Trump has a point about presidents using an autopen 



White House Fact Sheet from June 4 says President Trump has signed a “Presidential Memorandum directing an investigation into who ran the United States while President Biden was in office.” Part of the investigation seeks information about “policy documents signed with an autopen.” The media have largely dismissed the issue. But with respect to the autopen Trump may be on to something.

The question is whether Joe Biden used an autopen to sign official documents, including presidential pardons, executive orders or perhaps even bills passed by Congress. If he did, was it just for convenience, or was someone (as the Fact Sheet puts it) authorizing the use of an autopen because of the president’s “serious cognitive decline?” 

Some in the media want to dismiss the concern. An Associated Press headline reads, “Presidents have used autopens for decades. Now Trump objects to Biden’s use of one.” Get it? Nothing to see here, folks. Autopens are a longstanding presidential tool.  

But even if presidents have used them, not all presidential signings are equal.

The first question is whether it’s legal and, if so, appropriate for a president to use an autopen on official documents? Does the U.S. Constitution address the issue? Indeed, it does. 

Article 1, Section 7, says: “Every Bill which shall have passed the House of Representatives and the Senate, shall, before it become a Law, be presented to the President of the United States; If he approve he shall sign it, but if not he shall return it, with his Objections to that House in which it shall have originated …”

That seems pretty clear. Bills passed by Congress must be signed by the president.  

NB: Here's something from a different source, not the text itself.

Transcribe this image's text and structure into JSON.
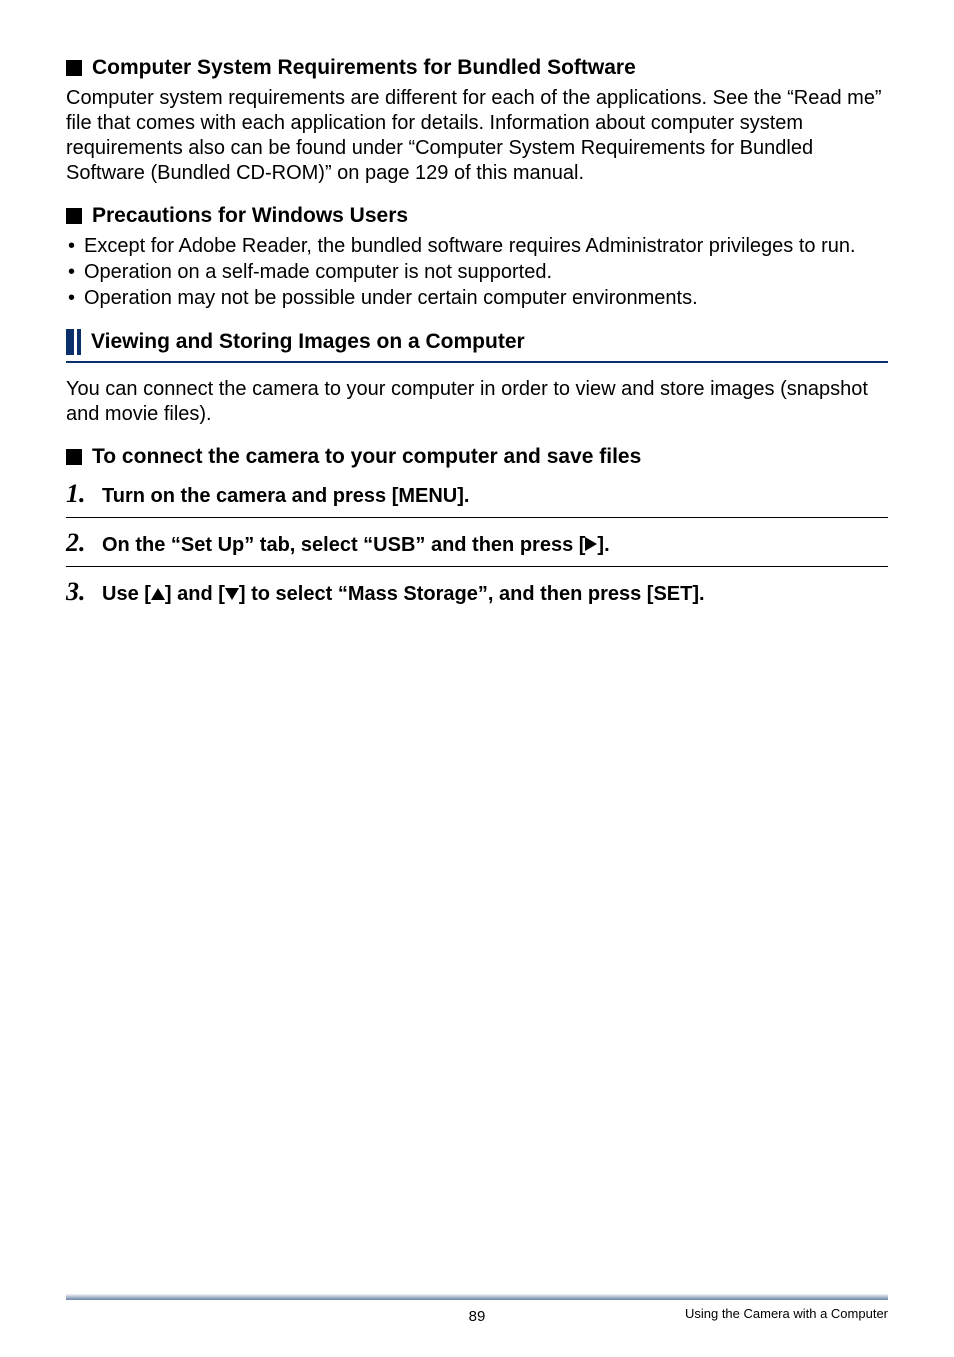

Or maybe not. A July 7, 2005, opinion from Deputy Assistant Attorney General Howard C. Nielson, Jr., of the Justice Department’s Office of Legal Counsel concluded the president doesn’t need to “personally perform the physical act of affixing his signature to a bill.” Rather, he may “sign a bill within the meaning of Article I, Section 7 by directing a subordinate to affix the President’s signature to such a bill, for example by autopen.”  

Nielson’s conclusion was based on his assertion that at the writing of the Constitution there was a “well-settled legal understanding, [that] an individual could sign a document by directing that his signature be affixed to it by another.” 

While this memo came during President George W. Bush’s presidency, Bush never took this step. However, President Barack Obama did, in 2011, when he was out of the country. The White House cited the 2005 memo as justification. With that act, Obama became the first president to use an autopen to sign a bill.

In response to Obama’s use of the autopen, a 2012 analysis by Terry L. Turnipseed in the “Journal of Technology Law and Policy” concluded the Constitution does require a president to personally sign a duly passed bill. However, the author then went on an extended discussion about the history of wills and concluded that a president could have someone in his presence sign the legislation for him. 

Of course, presidents have used autopens to sign all types of documents: letters, invitations, pictures, etc. And no one is challenging that use. 

Unlike ceremonial uses for an autopen, a bill has the force of law. And the fact that no president had used an autopen to sign a bill until 2011 implies that presidents believed they should personally sign legislation. In fact, important bills were sent to traveling presidents, even overseas, so they could personally sign them. 

But what about presidential pardons? They aren’t ceremonial. And in a sense, they also have the force of law for those pardoned. If the Constitution requires a bill to be personally signed, should that include pardons? 

And how about executive orders? Fox News reports that a pro-energy group is demanding an “investigation into over half a dozen Biden administration executive actions related to climate that it believes should be deemed null and void due to them being signed by an autopen.”  

For his part, Biden has responded to these allegations saying, “I made the decisions about the pardons, executive orders, legislation, and proclamations.” Notice Biden didn’t say he signed them, just that he made the decisions. And we can’t even be sure of that since he has denied making certain decisions that had already appeared with his signature. 

Fortunately, Rep. James Comer (R-Ky.), chairman of the House Committee on Oversight and Government Reform, is opening an investigation into Biden’s use of an autopen. Once the public has a sense of when and how it was used, if it was used, we may see lawsuits challenging some of Biden’s actions.  

It’s anybody’s guess how this will turn out if it makes its way to the Supreme Court. But originalist justices tend to go with the Constitution’s actual wording. If we find out that Biden used an autopen frequently for pardons, executive orders and even bills, and the Supremes rule these null and void, that will be one more stain on the Biden legacy and one more plus for Trump’s efforts to expose past wrongs.  

Merrill Matthews is a public policy and political analyst and the co-author of “On the Edge: America Faces the Entitlements Cliff.”